Death does not come. Well…

another detail

another detail

The warrior, the man with no armor, does not finish the job. He disappears without a trace leaving the knight stranded but alive. The knight opens his eyes and somehow manages to sit up. He weeps because his endless efforts to save the world have come to naught. In fact, fighting ogres seemed to produce more ogres! He removes his armor. He is no longer a knight. He is no longer capable of saving the world. He is, for the first time since his childhood, unprotected. He is, at last, purpose-free.

Nothing is more frightening – or useful – than to drop the armor of purpose and take a good hard look at what lives beneath all that forged metal.

...and another

…and another

At first his lack of identity drives him crazy. He has no answer to the cocktail party question, “So, what do you do?” He feels naked and exposed. Fortunately, a teacher, a hermit, emerges from the woods to help him navigate the crazies. Namely, the hermit helps him by not answering his endless questions. The hermit helps him understand that the world never really needed him because the world was never really broken. The hermit helps him relax and see beyond all of his thinking. He realizes that the wasteland came, not because the world was broken, but because he believed himself to be broken, somehow lacking.

In a life of chopping wood and carrying water he sees that his purpose has nothing at all to do with doing – or roles or achievements. He sees that the road to the grail castle is blocked so long as he believes he is defined by a role or a bank account or lost in a made-up purpose.
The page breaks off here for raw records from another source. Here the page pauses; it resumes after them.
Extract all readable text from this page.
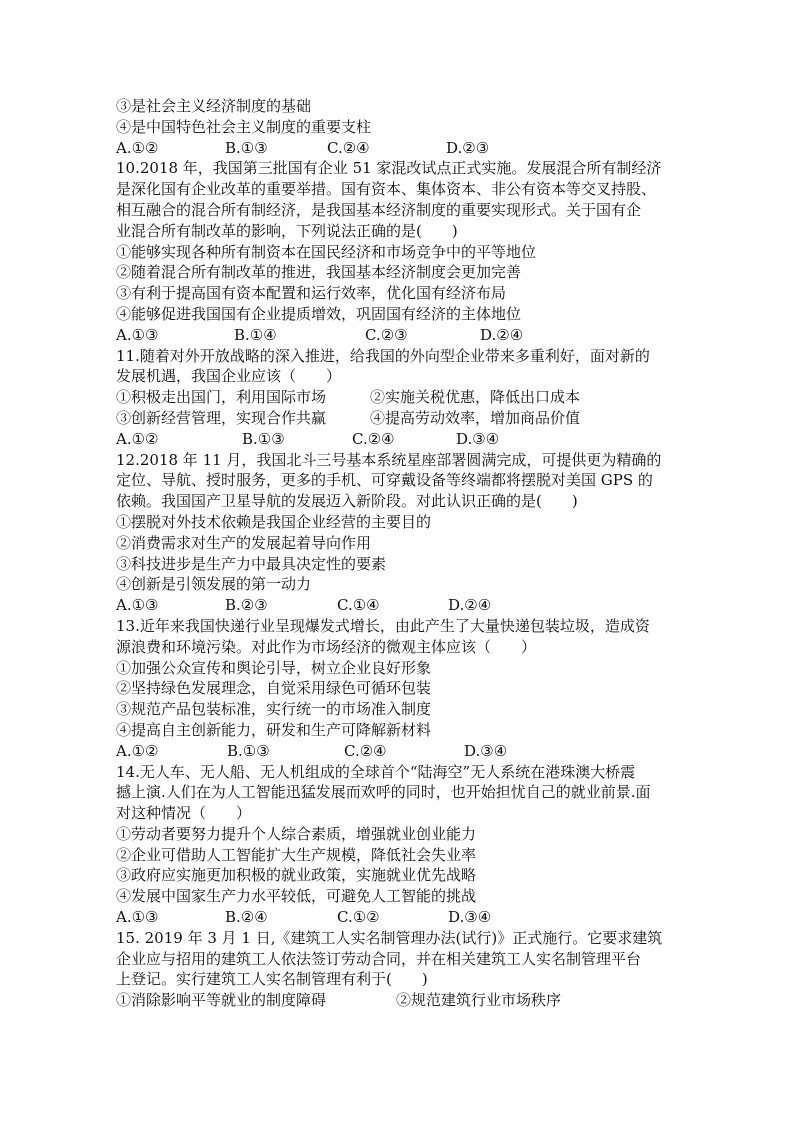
③是社会主义经济制度的基础
④是中国特色社会主义制度的重要支柱
A.①②	B.①③	C.②④	D.②③
10.2018 年，我国第三批国有企业 51 家混改试点正式实施。发展混合所有制经济
是深化国有企业改革的重要举措。国有资本、集体资本、非公有资本等交叉持股、
相互融合的混合所有制经济，是我国基本经济制度的重要实现形式。关于国有企
业混合所有制改革的影响，下列说法正确的是(　　)
①能够实现各种所有制资本在国民经济和市场竞争中的平等地位
②随着混合所有制改革的推进，我国基本经济制度会更加完善
③有利于提高国有资本配置和运行效率，优化国有经济布局
④能够促进我国国有企业提质增效，巩固国有经济的主体地位
A.①③	B.①④	C.②③	D.②④
11.随着对外开放战略的深入推进，给我国的外向型企业带来多重利好，面对新的
发展机遇，我国企业应该（　　）
①积极走出国门，利用国际市场	②实施关税优惠，降低出口成本
③创新经营管理，实现合作共赢	④提高劳动效率，增加商品价值
A.①②	B.①③	C.②④	D.③④
12.2018 年 11 月，我国北斗三号基本系统星座部署圆满完成，可提供更为精确的
定位、导航、授时服务，更多的手机、可穿戴设备等终端都将摆脱对美国 GPS 的
依赖。我国国产卫星导航的发展迈入新阶段。对此认识正确的是(　　)
①摆脱对外技术依赖是我国企业经营的主要目的
②消费需求对生产的发展起着导向作用
③科技进步是生产力中最具决定性的要素
④创新是引领发展的第一动力
A.①③	B.②③	C.①④	D.②④
13.近年来我国快递行业呈现爆发式增长，由此产生了大量快递包装垃圾，造成资
源浪费和环境污染。对此作为市场经济的微观主体应该（　　）
①加强公众宣传和舆论引导，树立企业良好形象
②坚持绿色发展理念，自觉采用绿色可循环包装
③规范产品包装标准，实行统一的市场准入制度
④提高自主创新能力，研发和生产可降解新材料
A.①②	B.①③	C.②④	D.③④
14.无人车、无人船、无人机组成的全球首个“陆海空”无人系统在港珠澳大桥震
撼上演.人们在为人工智能迅猛发展而欢呼的同时，也开始担忧自己的就业前景.面
对这种情况（　　）
①劳动者要努力提升个人综合素质，增强就业创业能力
②企业可借助人工智能扩大生产规模，降低社会失业率
③政府应实施更加积极的就业政策，实施就业优先战略
④发展中国家生产力水平较低，可避免人工智能的挑战
A.①③	B.②④	C.①②	D.③④
15. 2019 年 3 月 1 日,《建筑工人实名制管理办法(试行)》正式施行。它要求建筑
企业应与招用的建筑工人依法签订劳动合同，并在相关建筑工人实名制管理平台
上登记。实行建筑工人实名制管理有利于(　　)
①消除影响平等就业的制度障碍	②规范建筑行业市场秩序
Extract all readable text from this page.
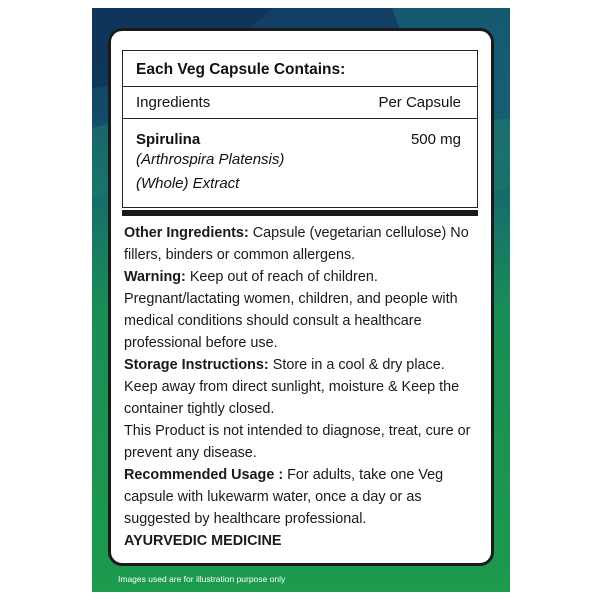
Each Veg Capsule Contains:
Ingredients	Per Capsule
Spirulina
(Arthrospira Platensis)
(Whole) Extract
500 mg

Other Ingredients: Capsule (vegetarian cellulose) No fillers, binders or common allergens.

Warning: Keep out of reach of children. Pregnant/lactating women, children, and people with medical conditions should consult a healthcare professional before use.

Storage Instructions: Store in a cool & dry place.

Keep away from direct sunlight, moisture & Keep the container tightly closed.

This Product is not intended to diagnose, treat, cure or prevent any disease.

Recommended Usage : For adults, take one Veg capsule with lukewarm water, once a day or as suggested by healthcare professional.

AYURVEDIC MEDICINE

Images used are for illustration purpose only
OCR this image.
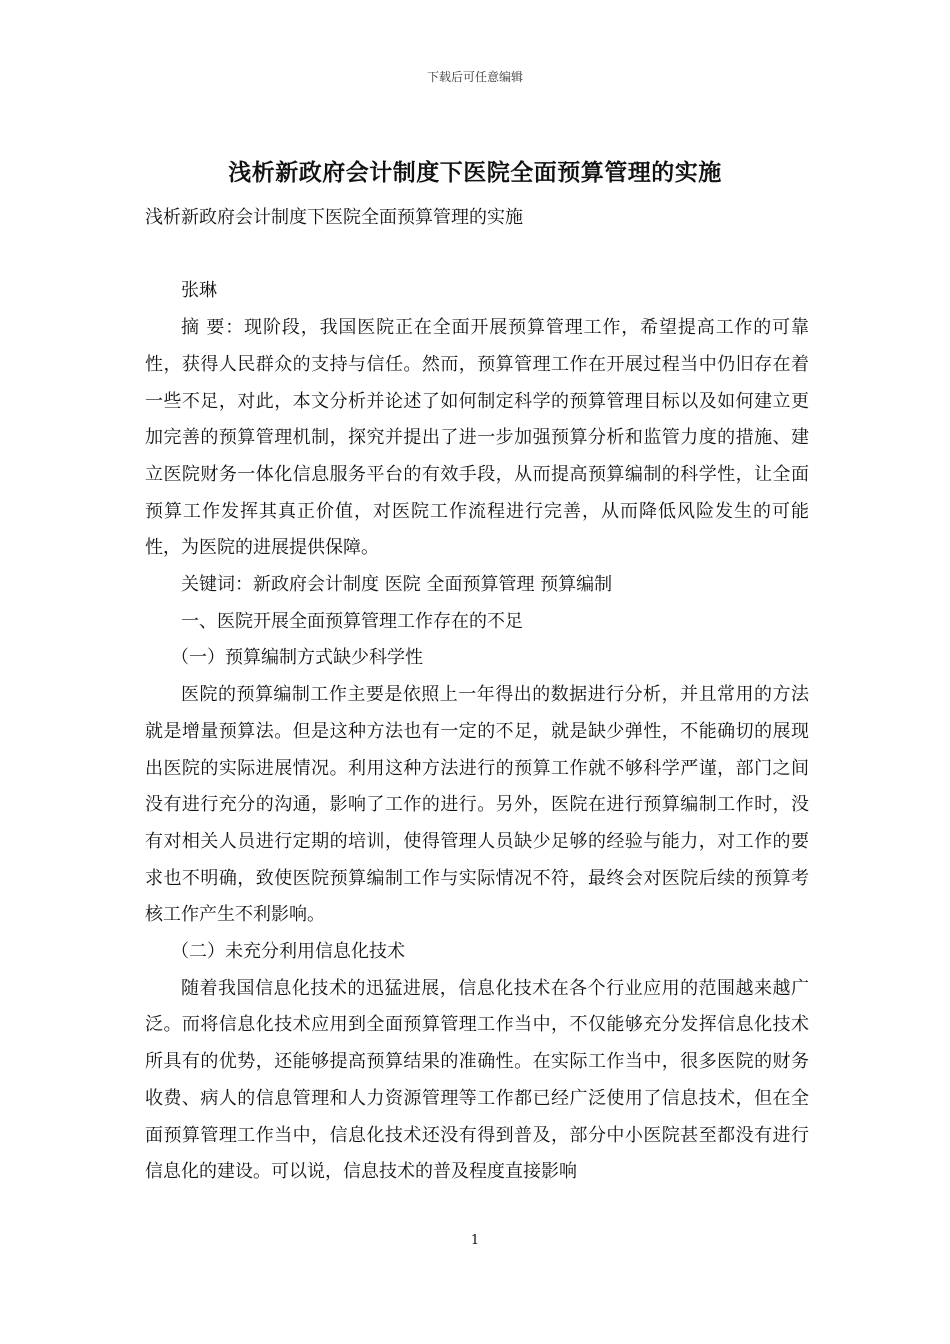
下载后可任意编辑
浅析新政府会计制度下医院全面预算管理的实施

浅析新政府会计制度下医院全面预算管理的实施

张琳

摘 要：现阶段，我国医院正在全面开展预算管理工作，希望提高工作的可靠性，获得人民群众的支持与信任。然而，预算管理工作在开展过程当中仍旧存在着一些不足，对此，本文分析并论述了如何制定科学的预算管理目标以及如何建立更加完善的预算管理机制，探究并提出了进一步加强预算分析和监管力度的措施、建立医院财务一体化信息服务平台的有效手段，从而提高预算编制的科学性，让全面预算工作发挥其真正价值，对医院工作流程进行完善，从而降低风险发生的可能性，为医院的进展提供保障。

关键词：新政府会计制度 医院 全面预算管理 预算编制

一、医院开展全面预算管理工作存在的不足

（一）预算编制方式缺少科学性

医院的预算编制工作主要是依照上一年得出的数据进行分析，并且常用的方法就是增量预算法。但是这种方法也有一定的不足，就是缺少弹性，不能确切的展现出医院的实际进展情况。利用这种方法进行的预算工作就不够科学严谨，部门之间没有进行充分的沟通，影响了工作的进行。另外，医院在进行预算编制工作时，没有对相关人员进行定期的培训，使得管理人员缺少足够的经验与能力，对工作的要求也不明确，致使医院预算编制工作与实际情况不符，最终会对医院后续的预算考核工作产生不利影响。

（二）未充分利用信息化技术

随着我国信息化技术的迅猛进展，信息化技术在各个行业应用的范围越来越广泛。而将信息化技术应用到全面预算管理工作当中，不仅能够充分发挥信息化技术所具有的优势，还能够提高预算结果的准确性。在实际工作当中，很多医院的财务收费、病人的信息管理和人力资源管理等工作都已经广泛使用了信息技术，但在全面预算管理工作当中，信息化技术还没有得到普及，部分中小医院甚至都没有进行信息化的建设。可以说，信息技术的普及程度直接影响

1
When he drops his need for importance the grail castle appears.

...and another

…and another

Satori, in all the stories, knocks seekers from their ponies. It stops all pursuits. It pops the illusion of a purpose-driven life. It necessarily strips the seeker naked.

We are all seekers at some point.

When you are required in the workshop to write your epitaph or are somehow forced to articulate what was most important in this life, the doing, the list of achievements, the purpose-drive will always take second seat. HOW you did what you did, the relationships you tended or ignored, the moments you appreciated or missed, will sit squarely in the first spot.